Withstand late barrage
The inability or unwillingness to push on nearly cost United, as West Brom scored in the 77th minute to set up a nervy finish. From that point, it was all the home side, as United’s back line had to withstand a barrage. In fairness, other than one moment when David de Gea flapped at a corner, only to gratefully see it bounce back into his arms, West Brom didn’t have a clear-cut chance to equalise.
Jones and Smalling took responsibility in dealing with the crosses, with ample help from Nemanja Matic – who was partially at fault for West Brom’s goal, caught ball-watching as a corner went just inches over his head before ricocheting back into the goalmouth. The midfielder made up for it over the next fifteen minutes, while Herrera did well to cut out any attacks that came through the middle, and United hung on for victory.

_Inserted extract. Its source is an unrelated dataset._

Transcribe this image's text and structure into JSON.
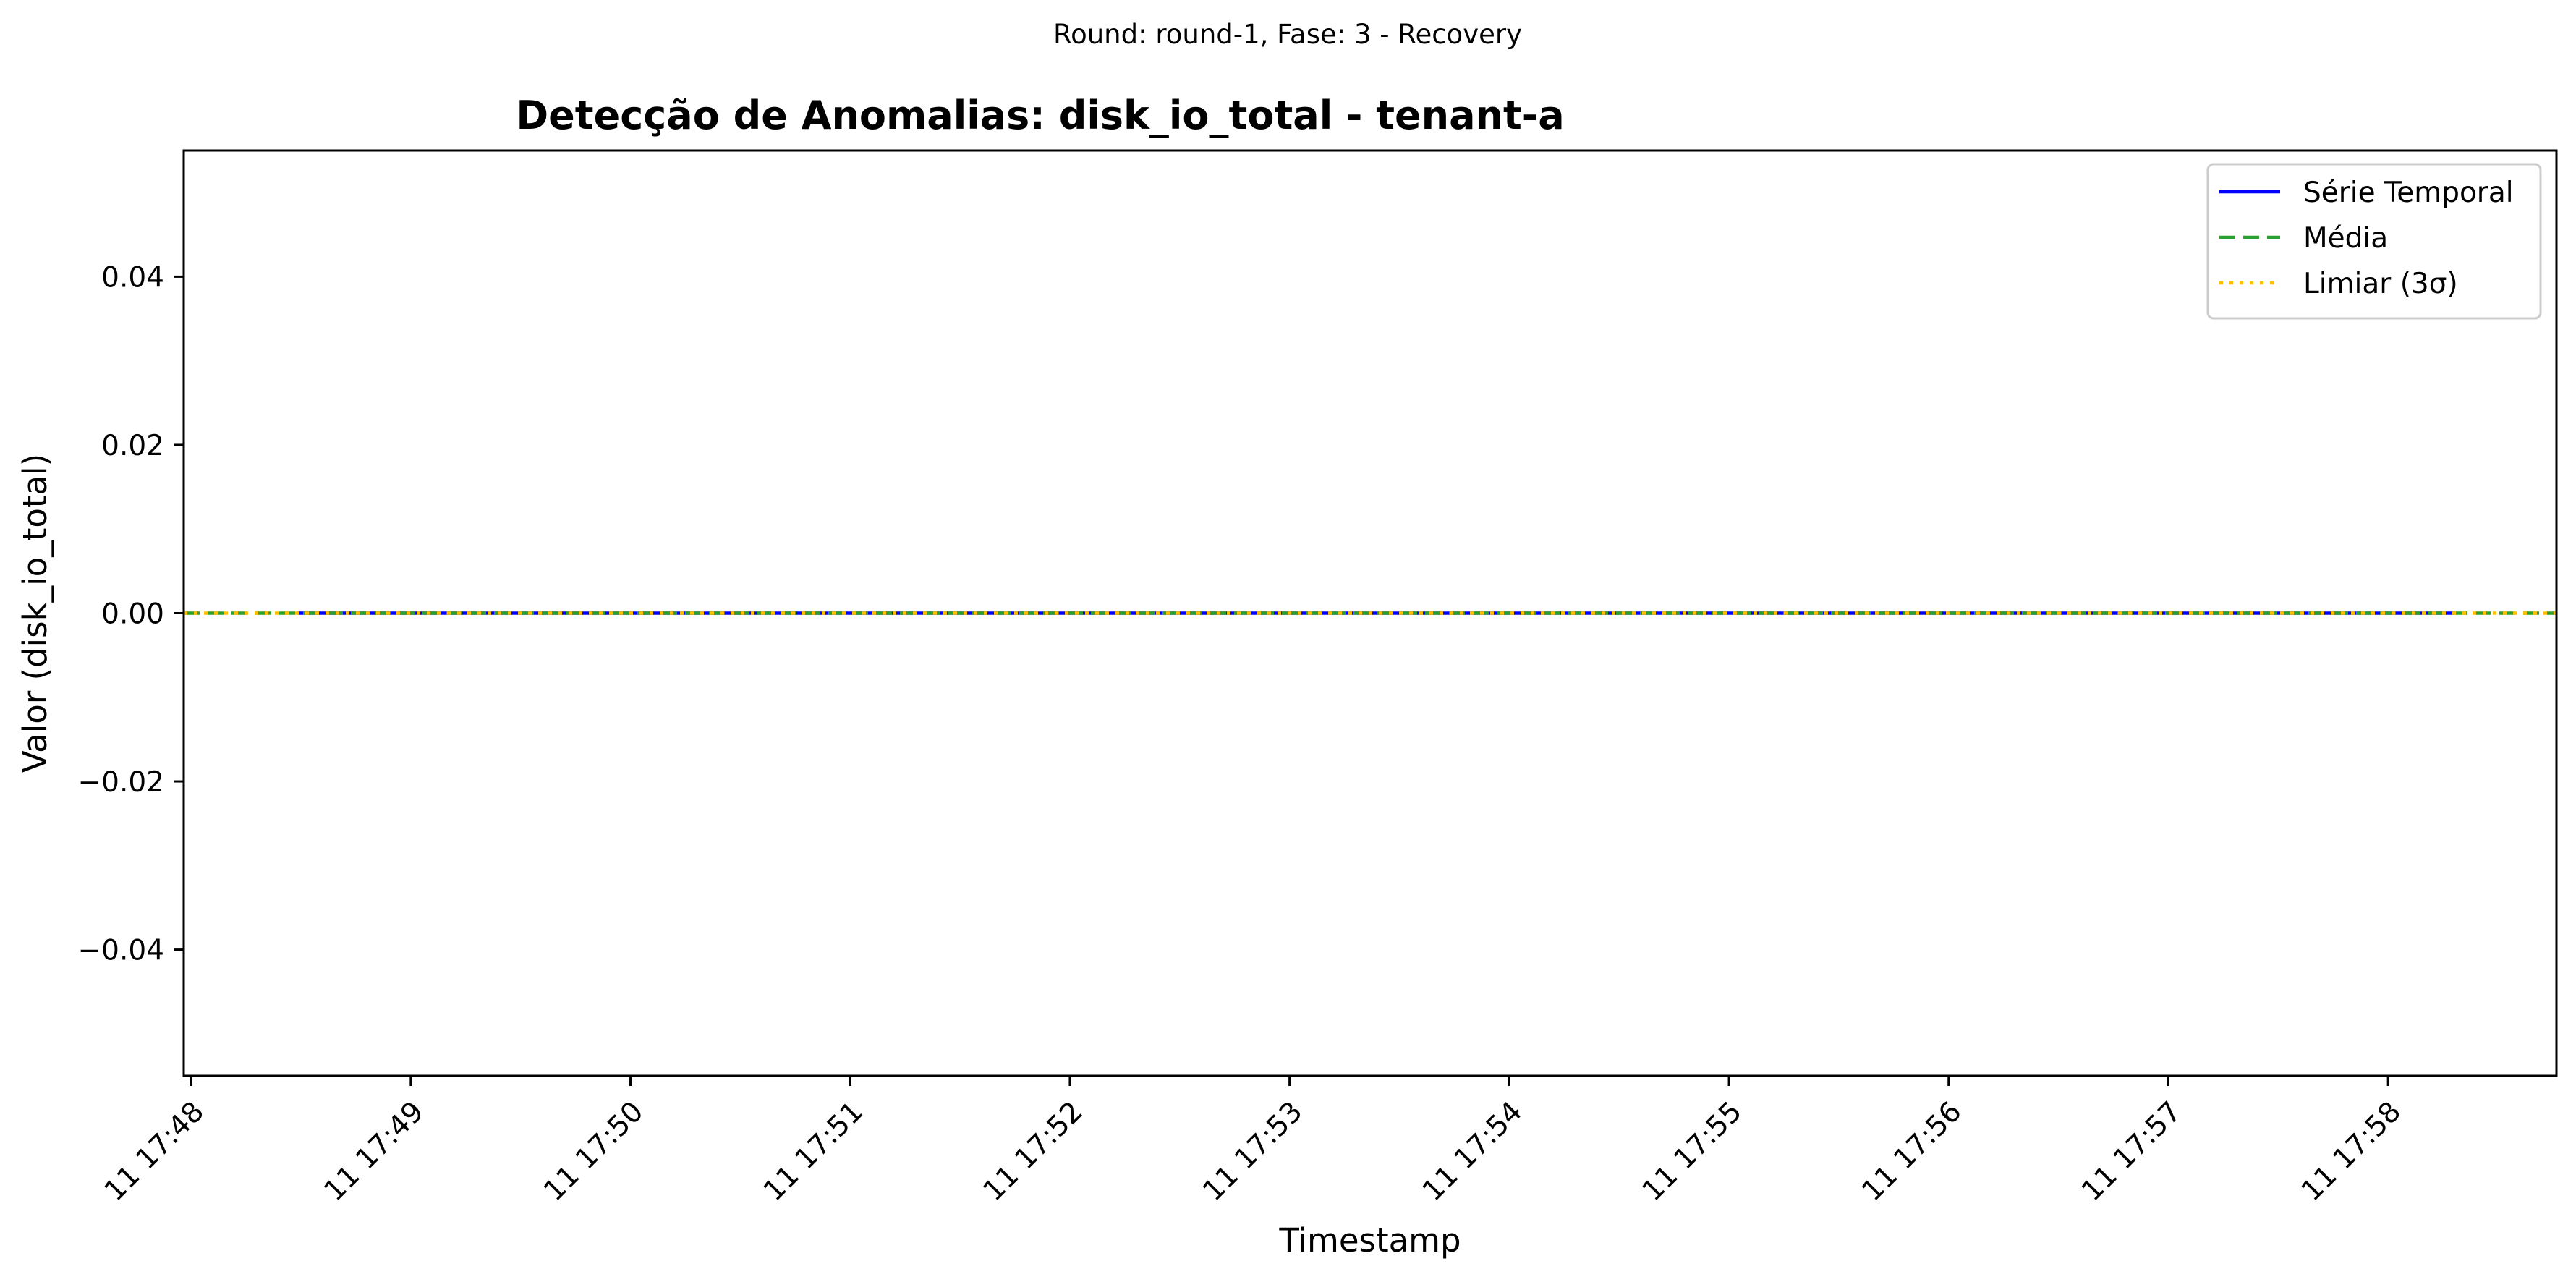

Mourinho set United up to create and take chances, and saw his side do just that in the first-half. They built a platform for a big win by going into half-time with a 2-0 lead.
But whether he instructed his charges to sit back in the second period, or West Brom just found another gear, United rarely threatened to extend that lead and put the game beyond doubt. They defended well when they were put under pressure as their hosts chased an equaliser, but they shouldn’t have been in that position in the first place.
In the end, however, three points, away from home – and against a team that was coming off of holding Liverpool to a 0-0 draw – is a result Mourinho will take any day, regardless of whatever criticism he may face.
Jose Mourinho, the nasty dinosaur taking football back to the dark ages, currently has his team 10 points ahead of the innovate, swashbuckling Mauricio Pochettino’s…
— Andy (@andykeating) December 17, 2017
José Mourinho is often accused of not improving players but I think he’s worked wonders with Jesse Lingard
— Ryan Baldi (@RyanBaldiFW) December 17, 2017
2-0 up, #mufc fans loving it, and now singing the “…park the bus, Man United…playing football the Mourinho way” song.